How do you find the inverse Laplace transform of $\frac{1}{\sqrt{s}(s-a)} $

Question

When I use the convolution method, I can't avoid getting a divergent integral.

Answer 1

I will solve this using convolution but I would LOVE to see someone do it using contour integration.

Using the fact that:

$\frac{1}{\sqrt t}\rightarrow \sqrt \frac{\pi}{s}$ which means $\frac{1}{\sqrt s}\rightarrow \sqrt \frac{1}{\pi t}$

$\frac{1}{s-a}\rightarrow e^{at}u(t)$, where $u(t)$ is the unit step (which means the exponential is zero for $t<0$, which is probably where you went wrong)

We need to find:

$$\sqrt \frac{1}{\pi t} * e^{at}=\frac {1}{\sqrt \pi}\int ^t_0\frac{e^{(at-a\tau)}}{\sqrt \tau}d\tau$$

The reason the integral is from $0$ to $\infty$ is because the exponential $e^{-at}$ is zero for $t<0$. If you have trouble visualizing, here is a gif. The exponential we want to convolve looks like this.

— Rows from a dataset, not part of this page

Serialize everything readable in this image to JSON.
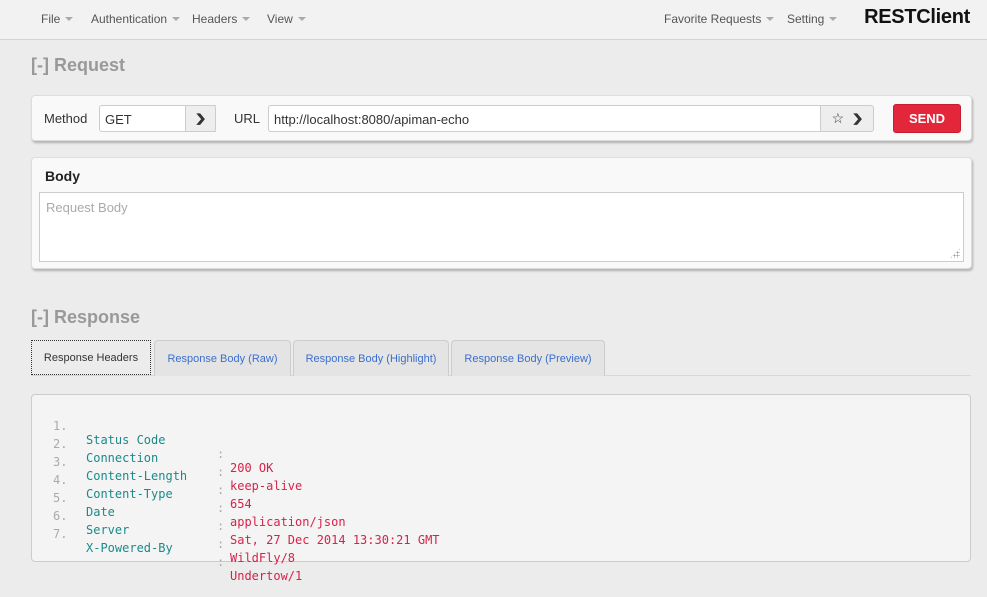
{
  "navbar": {
    "menus": [
      {
        "label": "File"
      },
      {
        "label": "Authentication"
      },
      {
        "label": "Headers"
      },
      {
        "label": "View"
      }
    ],
    "right_menus": [
      {
        "label": "Favorite Requests"
      },
      {
        "label": "Setting"
      }
    ],
    "brand": "RESTClient"
  },
  "request": {
    "section_title": "[-] Request",
    "method_label": "Method",
    "method_value": "GET",
    "url_label": "URL",
    "url_value": "http://localhost:8080/apiman-echo",
    "send_label": "SEND",
    "body_title": "Body",
    "body_placeholder": "Request Body"
  },
  "response": {
    "section_title": "[-] Response",
    "tabs": [
      {
        "label": "Response Headers",
        "active": true
      },
      {
        "label": "Response Body (Raw)",
        "active": false
      },
      {
        "label": "Response Body (Highlight)",
        "active": false
      },
      {
        "label": "Response Body (Preview)",
        "active": false
      }
    ],
    "headers": [
      {
        "num": "1.",
        "key": "Status Code",
        "value": "200 OK"
      },
      {
        "num": "2.",
        "key": "Connection",
        "value": "keep-alive"
      },
      {
        "num": "3.",
        "key": "Content-Length",
        "value": "654"
      },
      {
        "num": "4.",
        "key": "Content-Type",
        "value": "application/json"
      },
      {
        "num": "5.",
        "key": "Date",
        "value": "Sat, 27 Dec 2014 13:30:21 GMT"
      },
      {
        "num": "6.",
        "key": "Server",
        "value": "WildFly/8"
      },
      {
        "num": "7.",
        "key": "X-Powered-By",
        "value": "Undertow/1"
      }
    ],
    "separator": ":"
  },
  "colors": {
    "send": "#e3263a",
    "header_key": "#1a8a8a",
    "header_value": "#d6224a",
    "tab_link": "#3a6fcf"
  }
}
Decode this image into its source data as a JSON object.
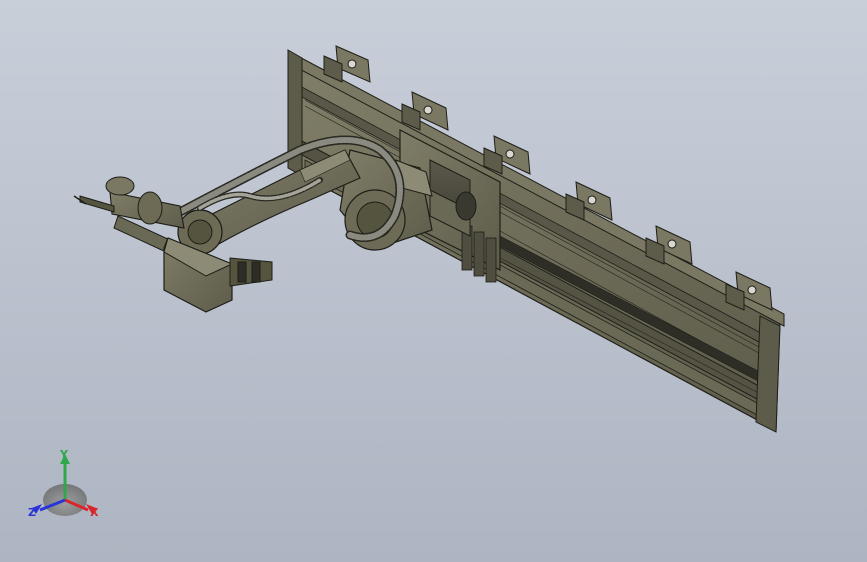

$$=\frac {1}{\sqrt \pi}e^{at}\int ^t_0\frac{e^{-a\tau}}{\sqrt \tau}d\tau$$

substitute $a\tau=b^2$, we have:

$$=\frac {1}{\sqrt \pi}e^{at}\int ^{\sqrt{at}}_0 \frac{2}{\sqrt a}{e^{-b^2}}db$$

$$=\frac{1}{\sqrt a}e^{at}\frac {2}{\sqrt \pi}\int ^{\sqrt{at}}_0 {e^{-b^2}}db$$

$$=\frac{1}{\sqrt a}e^{at}erf(\sqrt{at})$$

Which matches wolfram's answer. Again, I'd love to see someone do this using contour integration.